O primeiro estudo sobre o desperdício alimentar feito em Portugal é apresentado quinta--feira na Fundação Calouste Gulbenkian, em Lisboa. ‘Do Campo ao Garfo - Desperdício Alimentar em Portugal’ revela que, na produção agrícola, são perdidas 332 mil toneladas de alimentos. Por sua vez, na indústria, nomeadamente de embalamento, a perda é de 77 mil toneladas. Na cadeia de distribuição, que engloba os estabelecimentos comerciais, os alimentos condenados ao lixo são 298 mil toneladas. Por fim, os consumidores deitam fora 324 mil toneladas de alimentos. Além dos cereais, as perdas domésticas são igualmente elevadas nas raízes e tubérculos (batata e cenoura) e na fruta.

As principais razões que levam as famílias a deitar fora comida são: alimentos estragados, cozinhados em excesso ou sobras insuficientes para serem reutilizadas.

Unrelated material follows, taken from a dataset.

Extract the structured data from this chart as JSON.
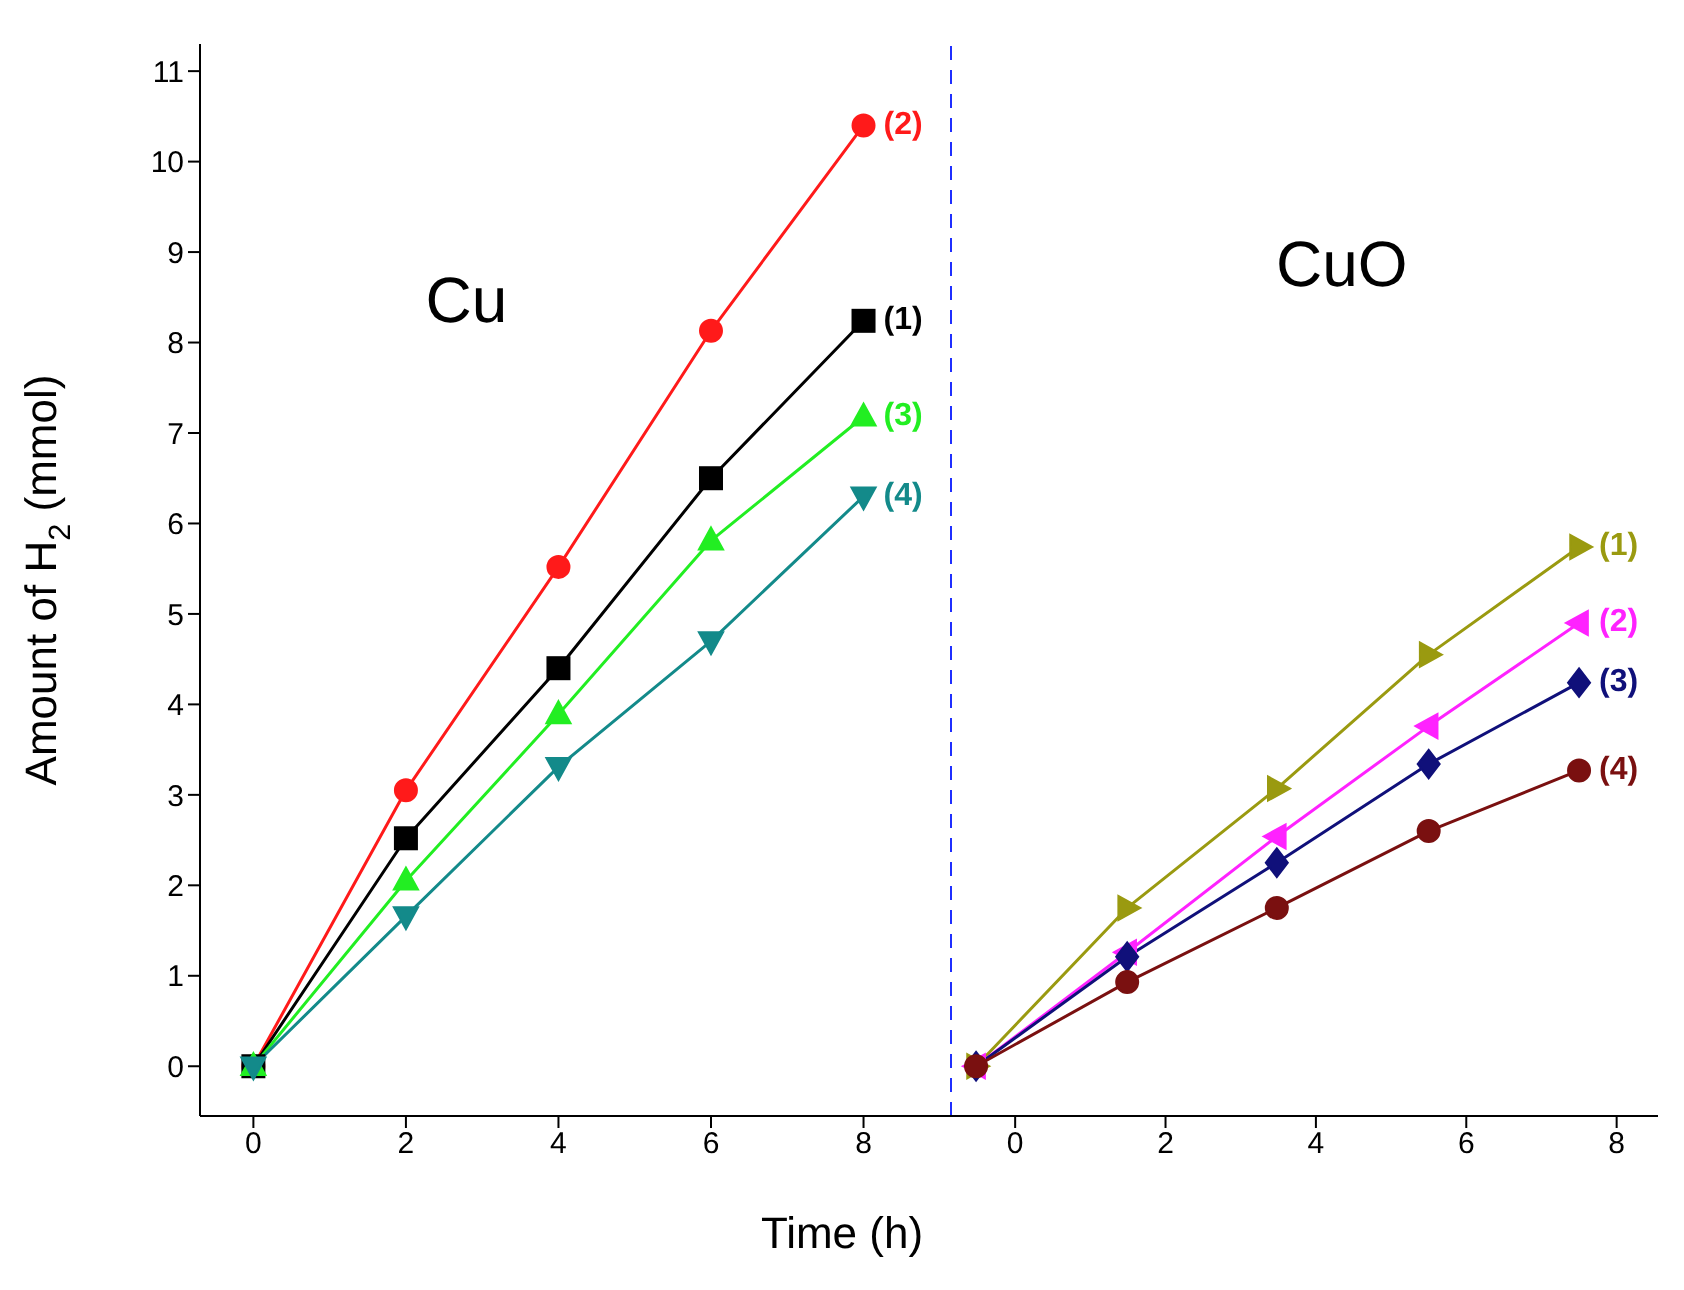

Os resultados obtidos pelo Projecto de Estudo e Reflexão sobre Desperdício Alimentar (PERDA) indicam, contudo, que o desperdício nacional é um terço do europeu. Face aos 98 quilos de comida que cada português desperdiça, a FAO estima que no conjunto da Europa, os estragos atinjam os 280 quilos por pessoa. Os dados divulgados contrastam com o facto de 24% da população ser carenciada.